1 pointby a1j9o942 hours ago1 comment
  • a1j9o942 hours ago
    Hey HN,

      I spent the last few weeks exploring whether AI systems could benefit from generating video predictions before making decisions—like how humans mentally simulate "what happens if I pour this coffee?" before acting.
    
      The idea: Show an AI an image, ask "what happens if I push this?", have it generate a video prediction, then compare that prediction to reality. If the prediction looks wrong, maybe the AI could catch its own mistakes.
    
      The result: Current models can't do this. But I learned some interesting things along the way.
    
      What I tested:
      - 7 different architectures for predicting future video frames from VLM latent space
      - Whether perceptual similarity (LPIPS) between predicted and actual video correlates with correctness
      - Self-correction loops where the model gets feedback on its predictions
    
      Key findings:
    
      1. VLMs can't predict the future – Every architecture I tried performed worse than just copying the current frame as the "prediction." The model understands what's in an image but can't predict what will change.
      2. Visual similarity ≠ semantic correctness – This one surprised me. Wrong predictions often looked MORE similar to reality than correct ones (LPIPS correlation: 0.106). You can't use "does it look right?" to catch mistakes.

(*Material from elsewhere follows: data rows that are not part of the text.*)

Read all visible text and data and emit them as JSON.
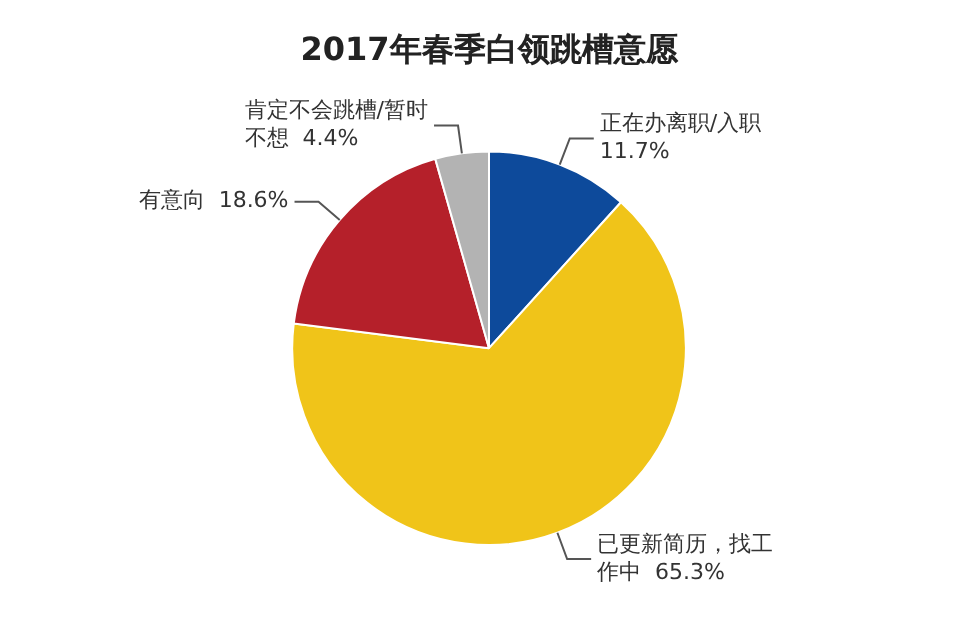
{
  "chart_data": {
    "type": "pie",
    "title": "2017年春季白领跳槽意愿",
    "categories": [
      "正在办离职/入职",
      "已更新简历，找工作中",
      "有意向",
      "肯定不会跳槽/暂时不想"
    ],
    "values": [
      11.7,
      65.3,
      18.6,
      4.4
    ],
    "value_labels": [
      "11.7%",
      "65.3%",
      "18.6%",
      "4.4%"
    ],
    "colors": [
      "#0d4a9b",
      "#f0c419",
      "#b5202a",
      "#b3b3b3"
    ],
    "legend": false
  }
}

      3. Some things worked – Hybrid encoders (DINOv2 + VLM) preserve spatial information that VLMs lose. VLMs understand generated video well (93% semantic retention). Small adapters (10M params) work better than large ones (100M).
    
      I'm releasing this as a benchmark proposal. Video generation is improving fast—capabilities that don't exist today might emerge in future models. Seems worth tracking.
    
      Links:
      - Demo video: https://youtu.be/YJxDt_zCrUI
      - Code + paper: https://github.com/a1j9o94/foresight
      - Live demo: https://foresight-demo-kappa.vercel.app
    
      Built with Qwen2.5-VL, LTX-Video, Modal (GPUs), and the Something-Something v2 dataset.
    
      Happy to answer questions about the experiments or methodology.
    • seg_lol2 hours ago
      Why is the demo video not in your readme?
      • a1j9o942 hours ago
        Honestly just didn't think about it. Added it.